Its purpose for Aston Martin wasn’t just to build a car that’s “as fast as a Formula 1 car in race trim around Silverstone if you’ve got balls big enough to drive it,” or one that’s inherently unattainable due to extremely limited availability and an astronomical price tag. Instead, the AM-RB 001 hypercar, which will eventually be renamed, announces the arrival of a new-found ethos in Gaydon.

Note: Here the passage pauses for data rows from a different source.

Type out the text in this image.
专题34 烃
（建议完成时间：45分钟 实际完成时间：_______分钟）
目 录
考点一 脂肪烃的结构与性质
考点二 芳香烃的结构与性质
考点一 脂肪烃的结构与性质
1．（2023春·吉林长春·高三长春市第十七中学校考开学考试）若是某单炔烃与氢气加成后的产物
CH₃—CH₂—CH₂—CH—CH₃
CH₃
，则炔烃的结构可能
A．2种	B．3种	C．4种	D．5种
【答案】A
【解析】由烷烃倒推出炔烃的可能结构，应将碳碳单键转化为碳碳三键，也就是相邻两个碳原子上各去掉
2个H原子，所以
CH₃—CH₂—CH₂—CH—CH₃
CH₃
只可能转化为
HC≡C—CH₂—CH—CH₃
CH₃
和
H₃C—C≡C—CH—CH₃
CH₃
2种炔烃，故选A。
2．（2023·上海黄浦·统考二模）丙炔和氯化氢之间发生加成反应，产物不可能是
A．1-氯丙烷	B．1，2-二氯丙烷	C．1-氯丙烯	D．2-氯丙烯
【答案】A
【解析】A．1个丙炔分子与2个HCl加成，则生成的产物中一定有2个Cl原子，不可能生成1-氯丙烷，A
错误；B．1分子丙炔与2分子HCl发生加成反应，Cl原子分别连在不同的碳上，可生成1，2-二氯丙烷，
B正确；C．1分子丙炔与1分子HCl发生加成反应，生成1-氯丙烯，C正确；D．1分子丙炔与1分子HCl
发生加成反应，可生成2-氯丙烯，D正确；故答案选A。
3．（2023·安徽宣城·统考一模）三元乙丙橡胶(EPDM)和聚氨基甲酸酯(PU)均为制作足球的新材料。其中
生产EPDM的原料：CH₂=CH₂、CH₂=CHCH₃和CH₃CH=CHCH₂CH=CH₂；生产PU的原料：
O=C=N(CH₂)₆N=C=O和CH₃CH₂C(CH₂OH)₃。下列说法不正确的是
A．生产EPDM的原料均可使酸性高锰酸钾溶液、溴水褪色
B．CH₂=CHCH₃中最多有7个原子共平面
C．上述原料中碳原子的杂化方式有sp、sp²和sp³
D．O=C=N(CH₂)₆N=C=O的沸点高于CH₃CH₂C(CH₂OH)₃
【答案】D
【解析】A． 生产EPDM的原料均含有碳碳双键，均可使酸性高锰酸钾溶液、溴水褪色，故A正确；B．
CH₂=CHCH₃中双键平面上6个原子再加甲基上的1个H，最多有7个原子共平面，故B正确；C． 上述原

ALSO SEE: Aston Martin Assembled a Dream Team to Make its Crazy Hypercar

“One of the biggest issues I have is what I call saliency, which is people understanding what we stand for,” Palmer continued. He elaborated that people will look at Ferrari and think “fast and passionate,” while Rolls-Royce is defined as “unadulterated luxury.” Aston Martin is both those things, fast but not the fastest and luxurious but not unadulterated. Its hypercar is intending to pivot those perceptions.

“You don’t want to be average. You want to stand out in something,” Palmer said. “Everything we do is for the love of beautiful. So what we needed to do is make the fastest car in the world around a race track, but at the same time, it has to be beautiful.”

The hypercar possesses a brutal beauty that comes from melding the absurd aerodynamic elements designed by Adrian Newey and the seductive shape of speed penned by Aston’s Director of Design, Marek Reichman.

“The black surfaces, the carbon fiber, those are, more or less, the important Adrian Newey surfaces, and the green surfaces are more or less the surfaces that are important to Marek Reichman,” Palmer said. “The majority of the downforce on this car comes from the underneath, it is a Formula car underneath. It’s a Formula car without having the limitations that the FIA places on you.”

The car aims for an unparalleled driving experience, one that Palmer says highlights the technology of the company. “It’s not about autonomous drive or stuff like that, it’s about the driving experience.”

Proving this, Palmer promised that regardless of what happens in the future, three-pedaled Aston Martins will always be available. “What I see for us actually is a lot of demand for our manual transmission, which is why I’m on record as saying we’ll always make a manual transmission car as long as I’m in this seat.”